In the later units of this virtual workshop we will use light beams to analyze how mirros and lenses work. Light beams are interesting because they provide a clear demonstration that light travels in straight lines.
Applications
Lighthouses produce light beams that sweep the horizon. Ships at sea see the blink of light as a beam briefly shines towards them, and are thereby warned of the rocks.
Lasers produce very good light beams. This makes them useful as a light source when it is intended to to illuminate just one thing at a time. They are used for this purpose in a CD player, where the beam lights up one tiny pit at a time to read the information on the CD, and in supermarket scanners, where the beam is rapidly played over the bar code to read the pattern of lines and spaces. Laser light beams are also used in surveying and laser gunsights, because they are nice and straight.
Everyday examples
The sun is just out of sight, hidden behind the railing at
the top of this building. Some workmen on the roof have
raised a cloud of dust, which lets us see the light beams
streaming through the apertures below the top railing.

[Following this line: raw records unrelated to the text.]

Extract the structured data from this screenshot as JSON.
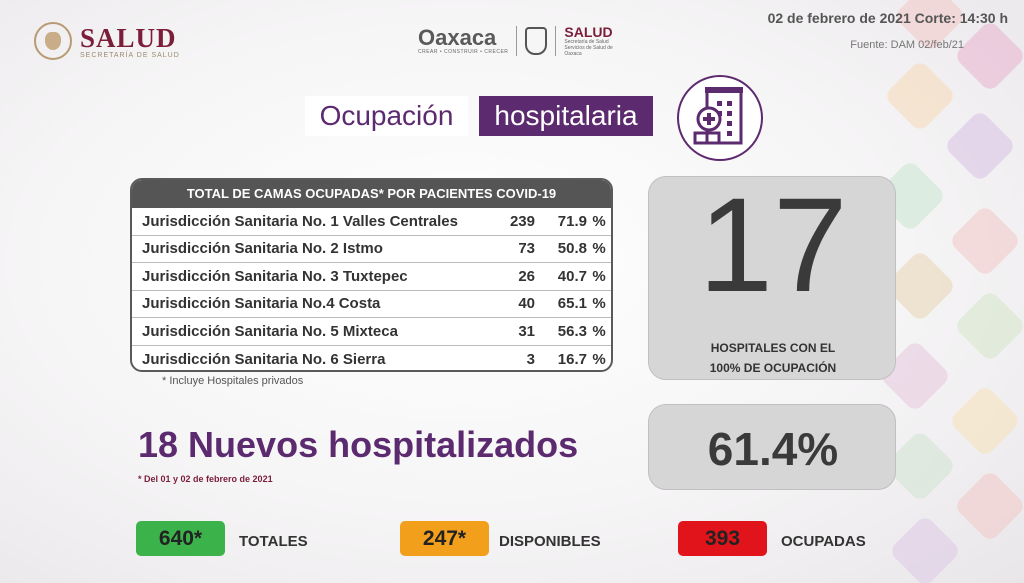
{
  "header": {
    "salud_logo": {
      "title": "SALUD",
      "subtitle": "SECRETARÍA DE SALUD"
    },
    "center_logos": {
      "oaxaca_word": "Oaxaca",
      "oaxaca_tagline": "CREAR • CONSTRUIR • CRECER",
      "salud_title": "SALUD",
      "salud_sub": "Secretaría de Salud Servicios de Salud de Oaxaca"
    },
    "date_line": "02 de febrero de  2021 Corte: 14:30 h",
    "source_line": "Fuente: DAM 02/feb/21"
  },
  "title": {
    "part1": "Ocupación",
    "part2": "hospitalaria",
    "icon": "hospital-building-icon"
  },
  "table": {
    "header": "TOTAL DE CAMAS OCUPADAS* POR PACIENTES COVID-19",
    "rows": [
      {
        "name": "Jurisdicción Sanitaria No. 1 Valles Centrales",
        "beds": "239",
        "pct": "71.9",
        "sym": "%"
      },
      {
        "name": "Jurisdicción Sanitaria No. 2 Istmo",
        "beds": "73",
        "pct": "50.8",
        "sym": "%"
      },
      {
        "name": "Jurisdicción Sanitaria No. 3 Tuxtepec",
        "beds": "26",
        "pct": "40.7",
        "sym": "%"
      },
      {
        "name": "Jurisdicción Sanitaria No.4 Costa",
        "beds": "40",
        "pct": "65.1",
        "sym": "%"
      },
      {
        "name": "Jurisdicción Sanitaria No. 5 Mixteca",
        "beds": "31",
        "pct": "56.3",
        "sym": "%"
      },
      {
        "name": "Jurisdicción Sanitaria No. 6 Sierra",
        "beds": "3",
        "pct": "16.7",
        "sym": "%"
      }
    ],
    "footnote": "* Incluye Hospitales privados"
  },
  "full_hospitals": {
    "count": "17",
    "label_line1": "HOSPITALES CON EL",
    "label_line2": "100% DE OCUPACIÓN"
  },
  "overall_pct": "61.4%",
  "new_admissions": {
    "text": "18 Nuevos hospitalizados",
    "note": "* Del 01 y 02 de febrero de 2021"
  },
  "summary": {
    "total": {
      "value": "640*",
      "label": "TOTALES",
      "color": "#3cb34a"
    },
    "available": {
      "value": "247*",
      "label": "DISPONIBLES",
      "color": "#f2a01c"
    },
    "occupied": {
      "value": "393",
      "label": "OCUPADAS",
      "color": "#e0141a"
    }
  },
  "colors": {
    "accent_purple": "#5c2a6e",
    "brand_wine": "#7b1e3a"
  }
}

Although the beams appear to be diverging, they actually are
parallel (this is the same effect that causes the two sides
of a long straight road to appear to come together at the
horizon).
In this picture, beams of
sunlight are breaking through holes in the clouds. The
interpretation is the same as in the previous picture, though
the explanation is more difficult because it is harder to
tell how far away is the hole in the clouds that forms the
beam.
Pancakes for breakfast made just enough
smoke to reveal the sunbeams coming through the patterned glass window.